La comunità di San Daniele del Friuli saluta Lucio Prolongo, imprenditore conosciuto nel mondo del prosciutto e figura di riferimento per una delle aziende storiche del territorio. A dare la notizia della sua scomparsa è stato il figlio Alessio, con un messaggio pubblicato sui social carico di affetto e dolore: “Mandi papà, ora sei con la mamma. Porta il tuo sorriso, la tua allegria e la tua tenacia ovunque andrai. Già mi manchi”. Parole semplici, intime, che restituiscono il legame profondo tra padre e figlio e raccontano, più di ogni altra cosa, il vuoto lasciato dalla sua perdita.

Lucio Prolongo apparteneva alla seconda generazione di una famiglia che ha scritto una parte importante della storia del prosciutto di San Daniele. Le radici dell’attività risalgono al 1957, quando il padre Giovanni diede vita all’azienda di famiglia, diventando anche uno dei fondatori del Consorzio del Prosciutto di San Daniele. Un ruolo significativo, che contribuì a definire i principi e le regole produttive che ancora oggi identificano una delle eccellenze agroalimentari più note del Friuli Venezia Giulia.

Su queste basi Lucio Prolongo ha costruito il proprio percorso, raccogliendo l’eredità familiare e portandola avanti con dedizione, passione e rispetto della tradizione. Il suo nome è rimasto negli anni strettamente legato a un modo di lavorare fondato sulla qualità, sulla cura artigianale e sul valore del tempo, elemento centrale nella produzione del prosciutto di San Daniele. Una filosofia fatta di attenzione ai dettagli, lavorazioni manuali e profondo legame con il territorio.
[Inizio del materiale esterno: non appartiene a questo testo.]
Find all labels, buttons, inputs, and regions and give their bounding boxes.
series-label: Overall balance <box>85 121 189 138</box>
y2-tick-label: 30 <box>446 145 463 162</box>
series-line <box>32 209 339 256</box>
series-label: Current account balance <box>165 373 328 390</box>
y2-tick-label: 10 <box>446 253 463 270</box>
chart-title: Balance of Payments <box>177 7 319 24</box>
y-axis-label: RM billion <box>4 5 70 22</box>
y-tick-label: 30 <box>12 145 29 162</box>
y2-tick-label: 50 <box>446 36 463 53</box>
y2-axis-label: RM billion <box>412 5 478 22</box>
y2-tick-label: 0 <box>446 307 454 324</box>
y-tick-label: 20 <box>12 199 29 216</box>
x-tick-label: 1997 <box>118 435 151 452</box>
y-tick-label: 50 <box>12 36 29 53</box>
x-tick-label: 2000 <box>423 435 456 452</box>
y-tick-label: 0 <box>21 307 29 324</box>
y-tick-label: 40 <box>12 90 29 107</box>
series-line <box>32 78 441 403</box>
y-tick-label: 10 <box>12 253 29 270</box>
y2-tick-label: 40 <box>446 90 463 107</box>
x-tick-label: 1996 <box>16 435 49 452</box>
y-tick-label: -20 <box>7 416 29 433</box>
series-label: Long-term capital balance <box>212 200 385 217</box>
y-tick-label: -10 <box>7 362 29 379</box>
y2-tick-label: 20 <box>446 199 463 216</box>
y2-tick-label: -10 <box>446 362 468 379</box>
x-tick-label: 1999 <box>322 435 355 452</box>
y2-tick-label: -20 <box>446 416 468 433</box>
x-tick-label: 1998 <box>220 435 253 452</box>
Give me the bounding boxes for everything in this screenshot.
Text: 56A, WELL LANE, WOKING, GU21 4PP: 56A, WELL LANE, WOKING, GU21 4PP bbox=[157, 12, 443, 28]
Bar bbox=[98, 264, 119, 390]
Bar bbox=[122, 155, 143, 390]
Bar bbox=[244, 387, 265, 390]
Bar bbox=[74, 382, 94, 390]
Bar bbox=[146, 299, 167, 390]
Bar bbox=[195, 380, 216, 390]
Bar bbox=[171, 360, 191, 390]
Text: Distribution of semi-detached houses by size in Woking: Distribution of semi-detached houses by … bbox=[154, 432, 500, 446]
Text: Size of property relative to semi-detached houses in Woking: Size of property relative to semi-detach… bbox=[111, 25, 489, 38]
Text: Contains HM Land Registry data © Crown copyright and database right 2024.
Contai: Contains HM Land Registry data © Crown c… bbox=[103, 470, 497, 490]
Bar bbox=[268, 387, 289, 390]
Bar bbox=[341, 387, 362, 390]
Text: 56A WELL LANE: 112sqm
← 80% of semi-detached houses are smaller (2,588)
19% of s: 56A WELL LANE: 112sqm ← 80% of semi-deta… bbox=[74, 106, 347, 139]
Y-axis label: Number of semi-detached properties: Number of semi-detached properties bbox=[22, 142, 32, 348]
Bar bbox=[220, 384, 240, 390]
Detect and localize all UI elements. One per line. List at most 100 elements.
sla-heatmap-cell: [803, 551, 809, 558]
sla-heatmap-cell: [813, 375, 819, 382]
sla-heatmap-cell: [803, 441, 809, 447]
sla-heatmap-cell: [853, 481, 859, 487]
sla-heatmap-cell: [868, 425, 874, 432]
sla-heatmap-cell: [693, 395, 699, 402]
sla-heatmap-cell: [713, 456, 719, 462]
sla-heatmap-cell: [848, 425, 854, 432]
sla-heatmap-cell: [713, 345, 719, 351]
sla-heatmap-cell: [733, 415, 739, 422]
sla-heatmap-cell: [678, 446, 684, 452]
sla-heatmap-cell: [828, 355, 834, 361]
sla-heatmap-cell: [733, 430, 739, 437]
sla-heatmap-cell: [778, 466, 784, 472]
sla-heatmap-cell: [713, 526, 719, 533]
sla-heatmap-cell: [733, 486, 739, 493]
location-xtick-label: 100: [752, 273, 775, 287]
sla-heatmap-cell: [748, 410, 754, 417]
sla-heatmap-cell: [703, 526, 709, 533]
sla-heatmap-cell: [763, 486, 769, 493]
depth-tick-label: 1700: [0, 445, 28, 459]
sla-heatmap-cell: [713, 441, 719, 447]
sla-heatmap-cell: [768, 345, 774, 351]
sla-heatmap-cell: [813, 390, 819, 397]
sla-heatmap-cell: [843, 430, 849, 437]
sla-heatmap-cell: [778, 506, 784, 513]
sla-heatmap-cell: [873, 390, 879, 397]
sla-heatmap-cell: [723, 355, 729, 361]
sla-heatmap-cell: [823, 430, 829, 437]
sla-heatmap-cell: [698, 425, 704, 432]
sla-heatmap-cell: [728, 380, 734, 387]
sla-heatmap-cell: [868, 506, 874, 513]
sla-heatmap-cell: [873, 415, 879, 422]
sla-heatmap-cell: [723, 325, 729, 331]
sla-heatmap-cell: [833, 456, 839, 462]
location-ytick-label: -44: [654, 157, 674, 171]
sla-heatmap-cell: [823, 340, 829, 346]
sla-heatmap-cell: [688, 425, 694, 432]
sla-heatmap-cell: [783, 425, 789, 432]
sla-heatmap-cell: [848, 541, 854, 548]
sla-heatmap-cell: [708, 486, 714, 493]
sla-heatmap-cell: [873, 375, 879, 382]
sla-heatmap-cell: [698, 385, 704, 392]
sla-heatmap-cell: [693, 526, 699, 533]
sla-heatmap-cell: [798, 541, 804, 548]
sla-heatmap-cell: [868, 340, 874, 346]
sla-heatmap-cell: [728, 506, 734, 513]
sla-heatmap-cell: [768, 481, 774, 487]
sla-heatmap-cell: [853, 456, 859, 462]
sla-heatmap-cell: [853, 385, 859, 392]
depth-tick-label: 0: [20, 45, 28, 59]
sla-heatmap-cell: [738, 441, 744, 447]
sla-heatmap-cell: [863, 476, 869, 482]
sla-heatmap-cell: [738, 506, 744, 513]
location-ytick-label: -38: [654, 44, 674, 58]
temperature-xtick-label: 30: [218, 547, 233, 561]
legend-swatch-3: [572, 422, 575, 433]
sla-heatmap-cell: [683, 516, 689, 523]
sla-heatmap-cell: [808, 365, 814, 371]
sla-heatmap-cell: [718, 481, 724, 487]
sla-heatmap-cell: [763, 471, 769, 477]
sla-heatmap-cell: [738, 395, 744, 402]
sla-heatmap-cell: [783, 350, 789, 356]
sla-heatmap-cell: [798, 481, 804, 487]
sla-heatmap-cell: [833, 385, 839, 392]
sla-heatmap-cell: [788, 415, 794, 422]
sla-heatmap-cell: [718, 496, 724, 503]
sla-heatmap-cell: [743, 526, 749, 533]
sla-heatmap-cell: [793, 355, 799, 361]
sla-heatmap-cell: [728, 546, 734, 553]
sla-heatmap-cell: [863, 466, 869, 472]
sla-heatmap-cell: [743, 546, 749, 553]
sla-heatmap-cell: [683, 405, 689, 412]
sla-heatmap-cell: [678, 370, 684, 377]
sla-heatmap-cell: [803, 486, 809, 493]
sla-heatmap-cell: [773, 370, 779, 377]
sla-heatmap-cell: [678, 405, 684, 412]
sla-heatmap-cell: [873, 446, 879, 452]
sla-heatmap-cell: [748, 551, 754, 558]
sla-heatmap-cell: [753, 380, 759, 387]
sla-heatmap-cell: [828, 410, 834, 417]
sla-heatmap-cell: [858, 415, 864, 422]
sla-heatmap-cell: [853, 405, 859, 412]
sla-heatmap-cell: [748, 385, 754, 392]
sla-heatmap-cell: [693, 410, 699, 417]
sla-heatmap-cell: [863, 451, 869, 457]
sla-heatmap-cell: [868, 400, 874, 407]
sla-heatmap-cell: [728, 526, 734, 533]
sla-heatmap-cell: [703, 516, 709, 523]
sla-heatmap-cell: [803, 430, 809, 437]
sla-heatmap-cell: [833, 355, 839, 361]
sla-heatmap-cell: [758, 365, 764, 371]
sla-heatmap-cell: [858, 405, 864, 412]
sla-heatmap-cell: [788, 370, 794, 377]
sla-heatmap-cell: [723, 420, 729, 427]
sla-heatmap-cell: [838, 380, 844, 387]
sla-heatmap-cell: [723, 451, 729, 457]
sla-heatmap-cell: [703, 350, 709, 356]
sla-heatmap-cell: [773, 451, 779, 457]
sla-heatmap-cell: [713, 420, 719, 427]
Il prosciuttificio Prolongo è infatti riconosciuto come una delle realtà storiche di San Daniele del Friuli. In oltre sessant’anni di attività ha mantenuto una produzione volutamente contenuta, scelta precisa per garantire elevati standard qualitativi e conservare un’identità autentica. Una linea che Lucio Prolongo ha incarnato pienamente nel corso della sua vita professionale, contribuendo a consolidare il prestigio dell’azienda e il suo radicamento nella tradizione locale.

Accanto a lui, nel percorso familiare e imprenditoriale, anche la moglie Lucia, scomparsa nel 2004 dopo una malattia. Oggi il testimone è passato ai figli Alessio e Arianna, che rappresentano la terza generazione della famiglia Prolongo e portano avanti l’attività nel solco tracciato dai genitori e dai nonni.

Con la scomparsa di Lucio Prolongo, San Daniele perde non solo un imprenditore, ma anche uno dei volti che hanno contribuito a custodire e tramandare un patrimonio produttivo profondamente identitario. Resta il ricordo di un uomo legato al suo lavoro, alla sua famiglia e a una tradizione che ha saputo difendere con tenacia, discrezione e passione.